International media coverage of Beijing’s announcement last week noted Canada’s absence and its strained relations with China.

Foreign Affairs Minister Mélanie Joly declared a Chinese diplomat from its consulate in Toronto persona non grata earlier this year amid allegations of foreign interference and suspected election meddling.

Prime Minister Justin Trudeau’s Liberal government remains under pressure from opposition parties to take tough diplomatic stands against Beijing in response to allegations of foreign interference, harassment of members of the Chinese diaspora residing in Canada, the CCP’s targeting of minority groups like Uyghurs and a number of documented human rights abuses, including the exploitation of forced labour by Chinese authorities.

In the past, when it has sought to send a political message and put pressure on Ottawa, Beijing has not hesitated to use the economic power of its millions of consumers to harm Canadian business interests.
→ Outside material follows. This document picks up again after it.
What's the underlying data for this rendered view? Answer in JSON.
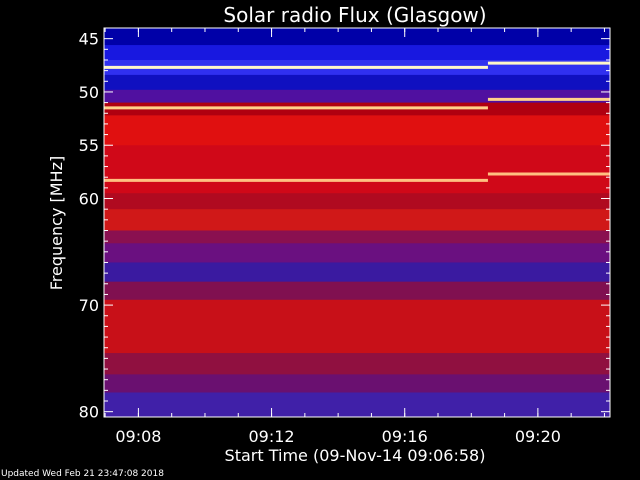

The CCP’s so-called “commodity diplomacy” has targeted Canadian agricultural exports like canola and beef, risking billions in lost exports as these sectors scrambled to find alternative markets.

Small tourism businesses have been arguing the federal government needs to give them more time to pay back the special loans extended to keep them afloat during the pandemic. They argue their economic recovery is not yet complete, despite an encouraging summer season in some places.